Atmospheric solar tides are global-scale waves with periods that are harmonics of a 24 hour day. Migrating tidal components propagate westward with the apparent motion of the sun, so their zonal wavenumbers are identical to their frequency (in units of "tide maxima per day"). These components are thermally driven by the periodic absorption of solar radiation throughout the atmosphere, primarily the absorption of UV radiation by stratospheric ozone and of IR by water and water vapor in the troposphere.

It may not be immediately apparent from this description, but the migrating tides do not move relative to the sun, and they therefore act as a steady influence on the atmosphere. Their variation in time to an observer on Earth results from the Earth's rotation through this fixed excitation pattern. Seasonal variations in migrating tides occur as the Earth tilts within this pattern. The animation above illustrates this characteristic: see how a point on the Earth passes "underneath" the migrating tide, just as it passes "underneath" the rays of the sun through the day [click 'reload' to view the animation again].

These tides have been studied extensively with mechanistic models for more than 30 years [see references]. Ground-based and satellite-borne wind and temperature measurements [see references] reveal the strength and the variability of tidal signatures in the mesosphere and lower thermosphere (MLT; ~80-120km). These results confirm that tides often govern the dynamics of that region. Further, salient features of observational signatures agree with predictions of the mechanistic migrating tide models.

However, there are features in the measurements that remain unresolved by current numerical models based on either mechanistic approaches or first principles. Part of the discrepancy may be due to the contribution to the total tide of the non-migrating component. Non-migrating tidal components are also harmonics of a solar day, but unlike migrating tides, they do not have a zonal wavenumber equal to their frequency. This means that they may be stationary, or propagate either eastward or westward. Their driving sources appear to be dominated by the latent heat released by meteorological events in the troposphere.

Mechanistic Analysis of Atmospheric Tidal Waves

A mechanistic view of atmospheric tides breaks the problem into three components: Tidal forcing; the background propagation medium; and damping.

Two sources which drive the migrating tides were already mentioned: The UV energy which is absorbed periodically and re-radiated as heat by stratospheric O3, and IR energy absorbed by tropospheric H2O. Another thermal driver is the latent heat which is stored in water vapor and transported by complex meteorological activity, to be released again in other regions of the globe when the vapor precipitates. This source is theorized to be a less important influence on migrating tides, and more significant for non-migrating tides.

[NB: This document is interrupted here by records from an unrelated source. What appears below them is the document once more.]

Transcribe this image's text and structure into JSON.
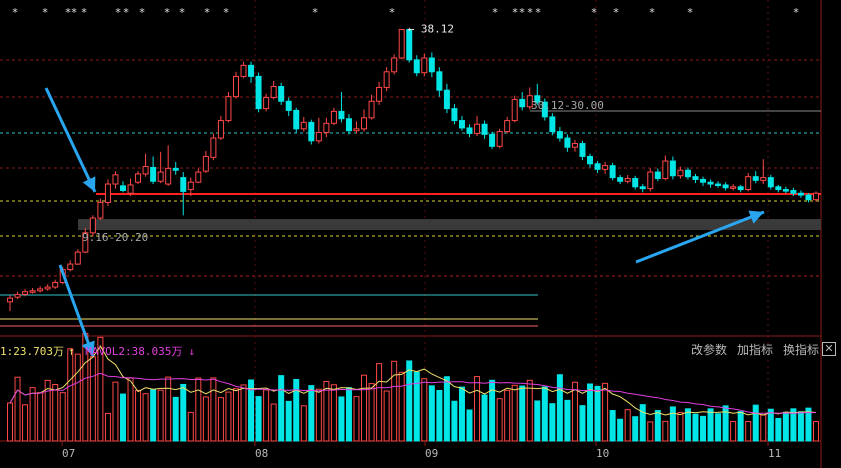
{
  "chart_data": {
    "type": "candlestick",
    "price_labels": {
      "high_marker": "38.12",
      "band_upper": "30.12-30.00",
      "band_lower": "9.16-20.20"
    },
    "volume_legend": {
      "ma1_label": "1:23.703万",
      "ma2_label": "MAVOL2:38.035万"
    },
    "x_ticks": [
      "07",
      "08",
      "09",
      "10",
      "11"
    ],
    "colors": {
      "up": "#ff4848",
      "down": "#00e5e5",
      "support_line": "#ff2020",
      "ma1": "#f0e26a",
      "ma2": "#e040e0",
      "arrow": "#2aa6f0"
    }
  },
  "toolbar": {
    "params": "改参数",
    "add": "加指标",
    "switch": "换指标",
    "close": "✕"
  }
}
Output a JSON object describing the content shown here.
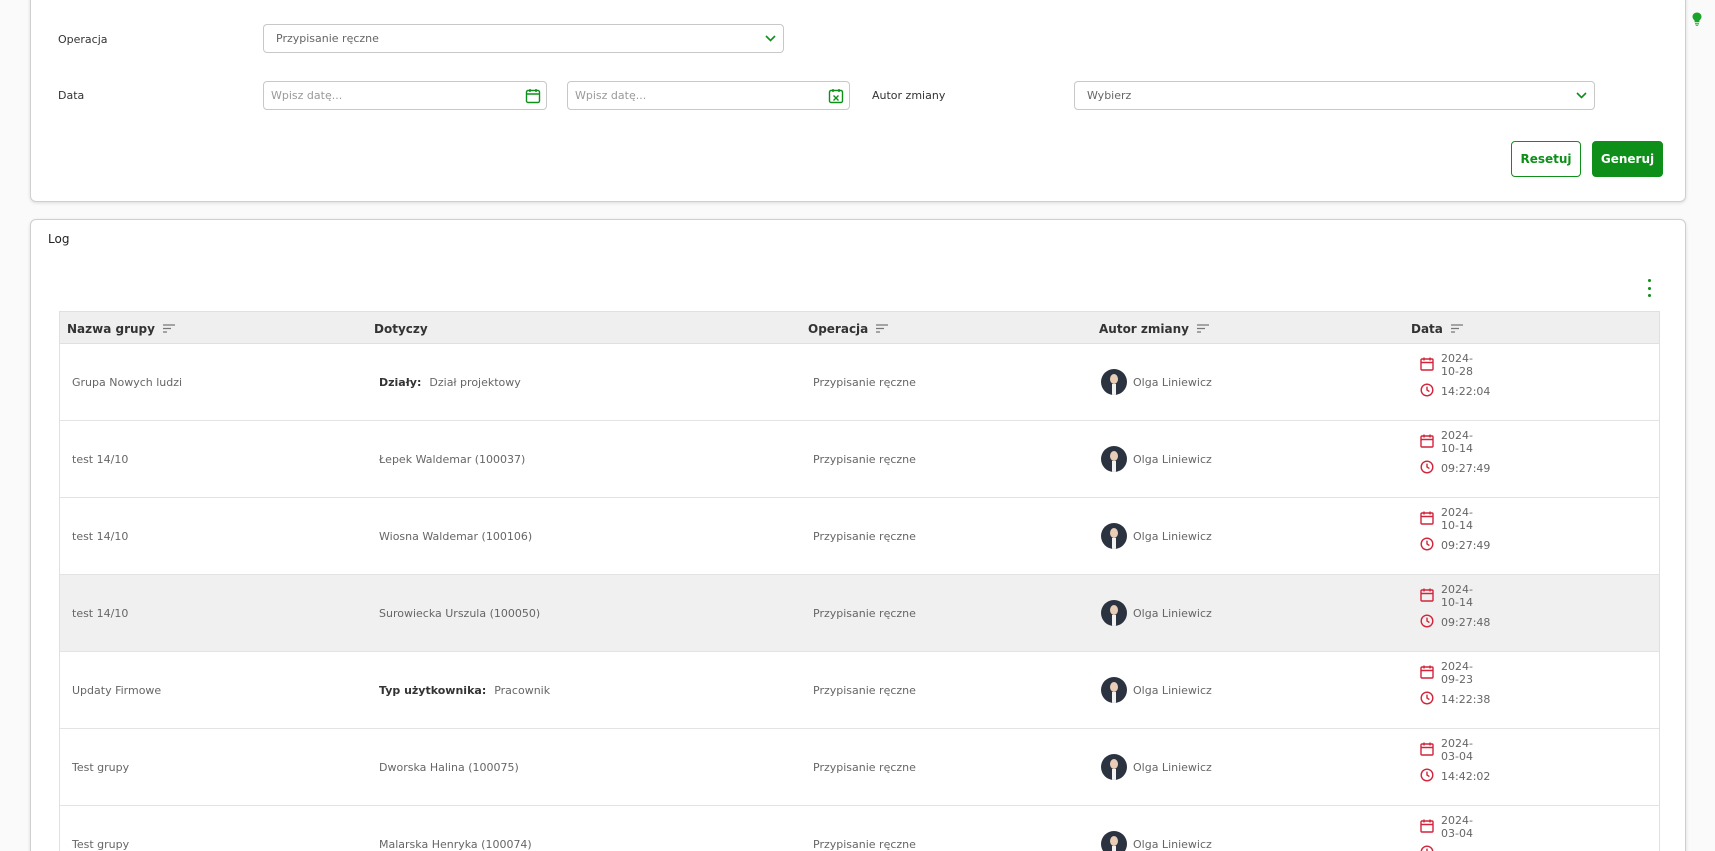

General atmospheric motion that underlies the tides comes from differences in net global heating between the northern and southern hemispheres. This difference results in a meridional energy exchange that causes wind jets, which characterize the unperturbed (background) atmosphere. The winds resulting from this equilibrium are referred to as "geostrophic." Background concentrations of water vapor and ozone also vary with altitude and location on the globe.

Tidal dampening may come from many strong and weak mechanisms. Other short-term or small-scale waves that originate according to terrain, called gravity waves, tend to disrupt tidal components by causing turbulence and accelerating the air along with the global-scale tide. Tides and gravity waves increase in amplitude with altitude due to the decreasing density of the atmosphere. Between 80-100km, at the mesopause, gravity waves become large enough to interfere with diurnal tides by "dragging" the background atmosphere to the phase speed of the tide, and by causing eddy currents that disrupt energy propagation.

Above about 90-100km in the lower thermosphere, the decreasing density of the air causes wave motion to be dominated by molecular diffusion rather than fluid flow, decreasing the efficiency of energy transfer, and further dampening the tides. Above the thermosphere, tides are dissipated by the radiation of energy into space (Newtonian cooling) and drag caused by the tides' acceleration of charged particles in the ionosphere.

Classical Solution

The "classical" solution simplifies the differential equations that describe the tidal motions, in order to make the problem more tractable for analytic approaches. The exclusion of dissipative terms, background winds, and latitudinal gradients in the background atmosphere renders the system of differential equations separable. Eliminating the derivatives with respect to time and longitude for the migrating tide and simplifying yields a single, separable partial differential equation for the perturbation geopotential in terms of altitude and latitude.